Daniel Arruda Nascimento – Termino uma gestão de oito anos com um imenso sentimento de gratidão. Tive, do início ao fim do período, estudantes e colegas de trabalho que auxiliaram sobremaneira no percurso. Fico especialmente feliz com a relação que estabeleci com os servidores administrativos e os trabalhadores terceirizados ao longo do tempo. Ser gestor nunca foi minha primeira opção: ao candidatar-me nos concursos públicos para o magistério superior, havia escolhido ser professor universitário, para exercer uma profissão cheia de sentido e realizar-me pessoalmente.
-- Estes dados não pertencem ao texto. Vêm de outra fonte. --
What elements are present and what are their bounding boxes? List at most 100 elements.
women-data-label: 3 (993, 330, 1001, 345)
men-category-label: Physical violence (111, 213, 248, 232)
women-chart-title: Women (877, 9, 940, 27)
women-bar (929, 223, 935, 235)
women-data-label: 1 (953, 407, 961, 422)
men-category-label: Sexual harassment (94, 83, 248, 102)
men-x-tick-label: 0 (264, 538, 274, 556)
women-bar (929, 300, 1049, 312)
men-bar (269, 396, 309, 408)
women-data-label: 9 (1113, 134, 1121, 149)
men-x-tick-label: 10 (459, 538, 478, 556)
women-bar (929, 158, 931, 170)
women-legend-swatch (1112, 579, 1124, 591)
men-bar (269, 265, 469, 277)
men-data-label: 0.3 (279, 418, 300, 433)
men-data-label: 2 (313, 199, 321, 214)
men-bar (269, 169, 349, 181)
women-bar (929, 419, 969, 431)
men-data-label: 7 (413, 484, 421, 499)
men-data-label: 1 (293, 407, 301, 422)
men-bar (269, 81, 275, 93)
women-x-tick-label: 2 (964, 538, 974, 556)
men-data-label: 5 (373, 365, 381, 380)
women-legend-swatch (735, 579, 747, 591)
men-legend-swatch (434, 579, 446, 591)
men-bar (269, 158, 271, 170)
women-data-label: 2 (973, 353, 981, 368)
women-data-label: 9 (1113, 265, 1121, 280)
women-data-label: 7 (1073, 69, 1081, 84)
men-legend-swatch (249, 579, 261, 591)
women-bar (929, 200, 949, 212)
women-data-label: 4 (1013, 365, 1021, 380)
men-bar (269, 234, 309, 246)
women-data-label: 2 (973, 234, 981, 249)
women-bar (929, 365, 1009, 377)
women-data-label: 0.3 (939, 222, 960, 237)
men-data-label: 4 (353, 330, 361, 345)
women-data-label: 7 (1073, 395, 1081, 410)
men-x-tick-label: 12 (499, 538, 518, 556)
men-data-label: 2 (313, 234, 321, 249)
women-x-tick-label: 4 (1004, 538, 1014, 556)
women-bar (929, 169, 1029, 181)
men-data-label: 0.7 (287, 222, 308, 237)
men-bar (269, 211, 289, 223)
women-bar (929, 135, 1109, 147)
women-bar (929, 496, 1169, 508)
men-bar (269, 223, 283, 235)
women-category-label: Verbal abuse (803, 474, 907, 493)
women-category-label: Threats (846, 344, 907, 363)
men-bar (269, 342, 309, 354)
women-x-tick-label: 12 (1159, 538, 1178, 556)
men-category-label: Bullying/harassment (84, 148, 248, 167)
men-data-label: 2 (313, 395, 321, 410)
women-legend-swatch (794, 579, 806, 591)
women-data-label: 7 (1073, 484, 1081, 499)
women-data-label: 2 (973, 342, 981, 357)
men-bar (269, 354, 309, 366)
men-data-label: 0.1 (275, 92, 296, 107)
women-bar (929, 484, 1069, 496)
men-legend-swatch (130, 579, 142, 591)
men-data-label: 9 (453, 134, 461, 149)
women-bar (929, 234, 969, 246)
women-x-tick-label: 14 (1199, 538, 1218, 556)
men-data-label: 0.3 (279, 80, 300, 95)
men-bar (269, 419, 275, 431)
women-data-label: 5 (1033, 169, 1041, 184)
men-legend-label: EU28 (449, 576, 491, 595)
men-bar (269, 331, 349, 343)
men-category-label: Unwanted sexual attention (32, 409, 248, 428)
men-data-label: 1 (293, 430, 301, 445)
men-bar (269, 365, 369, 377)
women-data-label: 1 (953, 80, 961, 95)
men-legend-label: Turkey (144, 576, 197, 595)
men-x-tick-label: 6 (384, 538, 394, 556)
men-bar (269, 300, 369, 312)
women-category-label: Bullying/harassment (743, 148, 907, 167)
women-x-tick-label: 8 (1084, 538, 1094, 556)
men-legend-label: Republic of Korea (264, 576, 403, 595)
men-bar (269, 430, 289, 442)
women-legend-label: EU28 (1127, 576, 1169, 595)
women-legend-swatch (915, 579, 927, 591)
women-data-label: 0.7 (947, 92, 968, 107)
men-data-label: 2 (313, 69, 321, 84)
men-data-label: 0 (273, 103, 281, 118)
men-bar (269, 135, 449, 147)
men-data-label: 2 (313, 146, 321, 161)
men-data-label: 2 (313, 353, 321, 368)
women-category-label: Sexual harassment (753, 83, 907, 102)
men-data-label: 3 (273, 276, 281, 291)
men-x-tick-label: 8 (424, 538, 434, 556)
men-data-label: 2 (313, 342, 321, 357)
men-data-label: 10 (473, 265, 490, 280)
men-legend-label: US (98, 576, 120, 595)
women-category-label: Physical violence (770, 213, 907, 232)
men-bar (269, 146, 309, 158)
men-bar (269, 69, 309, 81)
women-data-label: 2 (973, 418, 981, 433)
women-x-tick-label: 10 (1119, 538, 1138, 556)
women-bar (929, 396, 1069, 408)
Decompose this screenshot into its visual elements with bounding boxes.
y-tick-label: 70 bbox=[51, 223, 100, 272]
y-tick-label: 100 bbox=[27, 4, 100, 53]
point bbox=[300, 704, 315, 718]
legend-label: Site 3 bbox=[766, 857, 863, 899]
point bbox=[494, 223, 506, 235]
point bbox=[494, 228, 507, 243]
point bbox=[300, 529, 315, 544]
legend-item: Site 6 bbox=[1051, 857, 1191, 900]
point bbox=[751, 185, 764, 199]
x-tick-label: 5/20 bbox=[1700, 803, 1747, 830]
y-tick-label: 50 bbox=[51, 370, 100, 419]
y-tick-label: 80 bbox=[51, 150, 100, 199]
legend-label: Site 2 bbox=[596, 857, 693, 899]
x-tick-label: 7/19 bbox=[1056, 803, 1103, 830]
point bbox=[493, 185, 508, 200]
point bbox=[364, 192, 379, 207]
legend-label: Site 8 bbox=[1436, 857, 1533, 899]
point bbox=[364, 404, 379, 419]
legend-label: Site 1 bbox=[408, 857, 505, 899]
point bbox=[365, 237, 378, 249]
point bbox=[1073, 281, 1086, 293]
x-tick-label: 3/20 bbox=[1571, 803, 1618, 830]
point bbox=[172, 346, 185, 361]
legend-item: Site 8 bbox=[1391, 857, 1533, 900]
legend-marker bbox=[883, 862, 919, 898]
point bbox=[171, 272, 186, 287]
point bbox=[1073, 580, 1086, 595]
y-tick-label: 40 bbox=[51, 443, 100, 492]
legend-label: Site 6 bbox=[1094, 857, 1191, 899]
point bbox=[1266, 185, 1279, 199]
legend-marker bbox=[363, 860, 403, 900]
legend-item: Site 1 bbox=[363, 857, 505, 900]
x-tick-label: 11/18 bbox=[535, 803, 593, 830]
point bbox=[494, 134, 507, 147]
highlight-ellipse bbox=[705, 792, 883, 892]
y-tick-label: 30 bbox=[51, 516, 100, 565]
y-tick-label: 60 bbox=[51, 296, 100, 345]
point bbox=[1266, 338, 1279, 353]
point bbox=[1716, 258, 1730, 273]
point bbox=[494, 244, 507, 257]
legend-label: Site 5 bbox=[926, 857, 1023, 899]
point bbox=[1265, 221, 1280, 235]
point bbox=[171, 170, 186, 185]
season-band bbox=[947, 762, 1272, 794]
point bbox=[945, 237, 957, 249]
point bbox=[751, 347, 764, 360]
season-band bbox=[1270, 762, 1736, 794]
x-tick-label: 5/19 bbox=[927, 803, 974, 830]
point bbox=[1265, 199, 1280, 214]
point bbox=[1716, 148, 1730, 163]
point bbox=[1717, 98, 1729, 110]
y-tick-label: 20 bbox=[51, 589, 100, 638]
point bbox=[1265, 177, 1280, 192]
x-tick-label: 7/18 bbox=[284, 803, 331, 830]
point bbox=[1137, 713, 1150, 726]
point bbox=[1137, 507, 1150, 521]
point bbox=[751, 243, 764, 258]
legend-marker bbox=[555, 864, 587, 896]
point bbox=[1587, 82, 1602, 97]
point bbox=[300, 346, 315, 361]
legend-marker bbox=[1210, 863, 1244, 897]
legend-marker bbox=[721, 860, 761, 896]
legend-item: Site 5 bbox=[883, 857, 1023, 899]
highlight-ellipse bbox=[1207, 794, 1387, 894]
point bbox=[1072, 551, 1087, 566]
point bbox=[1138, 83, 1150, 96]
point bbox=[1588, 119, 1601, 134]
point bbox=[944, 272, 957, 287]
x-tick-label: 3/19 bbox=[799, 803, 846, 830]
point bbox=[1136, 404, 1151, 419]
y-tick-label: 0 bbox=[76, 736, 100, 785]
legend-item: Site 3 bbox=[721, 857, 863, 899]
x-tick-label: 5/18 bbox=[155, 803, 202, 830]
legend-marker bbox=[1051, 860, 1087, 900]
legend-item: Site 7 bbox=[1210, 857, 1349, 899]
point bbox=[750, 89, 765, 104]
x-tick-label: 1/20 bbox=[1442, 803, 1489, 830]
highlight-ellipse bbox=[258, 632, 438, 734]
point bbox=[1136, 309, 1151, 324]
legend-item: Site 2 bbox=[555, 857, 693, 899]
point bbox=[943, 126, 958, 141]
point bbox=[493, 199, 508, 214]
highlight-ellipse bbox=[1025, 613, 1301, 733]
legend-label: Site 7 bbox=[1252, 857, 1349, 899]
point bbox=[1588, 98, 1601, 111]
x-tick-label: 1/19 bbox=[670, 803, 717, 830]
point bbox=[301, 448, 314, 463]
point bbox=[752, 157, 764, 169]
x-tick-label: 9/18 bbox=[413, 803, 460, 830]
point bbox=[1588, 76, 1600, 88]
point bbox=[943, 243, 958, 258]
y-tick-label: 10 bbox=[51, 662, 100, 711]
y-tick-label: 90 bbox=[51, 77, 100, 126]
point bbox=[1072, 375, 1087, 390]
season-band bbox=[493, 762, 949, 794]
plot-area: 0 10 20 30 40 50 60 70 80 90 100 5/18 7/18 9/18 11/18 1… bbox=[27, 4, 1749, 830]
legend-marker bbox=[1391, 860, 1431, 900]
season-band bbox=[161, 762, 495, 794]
Ao longo da gestão, pude perceber com proximidade como o espírito republicano é pouco prestigiado, embora muito alardeado, como há uma forte tendência à privatização dos espaços públicos, inclusive por gestores que têm uma grande dificuldade de seguir adiante. Espero que comigo não seja assim. Sempre evitei o emprego de pronomes possessivos para as salas, mesas e demais objetos que utilizei no período, indicando que a condição que ocupava era transitória. Espero ter contribuído, humildemente, com os meus erros e acertos, para a consolidação da presença da universidade pública e qualificada no interior, mesmo em período histórico tão adverso. Agora, retorno para os meus livros e escritos, podendo despender maior tempo e energia na relação educativa com os estudantes e em projetos novos que arejam o ecossistema universitário.
Durante os últimos anos, unindo extensão universitária, prática esportiva, cuidados com a saúde, fruição das belezas naturais e respeito às culturas ancestrais, ofereci aos estudantes, servidores administrativos e docentes um projeto de extensão como o nome Ahonui: cultivando a saúde física e mental com a canoa polinésia, no qual aproveitavam dos benefícios da prática da canoagem duas vezes por semana na Lagoa de Imboassica em Macaé. Metaforicamente falando, tenho agora a impressão de chegar de uma longa viagem, tenho a ancoragem de uma canoa que soube se mover tanto em águas tortuosas quanto em águas calmas. Contudo, há continuação. O nome que confere distinção à universidade em que trabalho, fluminense, vem do latim flumen, de rio, fluvial. Anima-nos essa ideia de uma universidade que flui como um rio.
Você já teve a curiosidade de observar como envelhecem as pessoas que ocupam cargos de chefia ou políticos? Sinto que envelheci adquirindo alguns cabelos brancos e mais algumas rugas de expressão, mas nem tanto assim. No Livro dos abraços, o escritor uruguaio Eduardo Galeano conta que, sofrendo com a calvície, vendo cada fio de cabelo cair como se fosse um companheiro que tomba, encontrou “consolo comprovando que em todos esses anos caíram muitos dos seus cabelos, mas nenhuma de suas ideias”. Ele se referia ali, evidentemente, às grandes ideias que dão sentido à vida e ao trabalho, outras menores podem cair na odisseia da existência.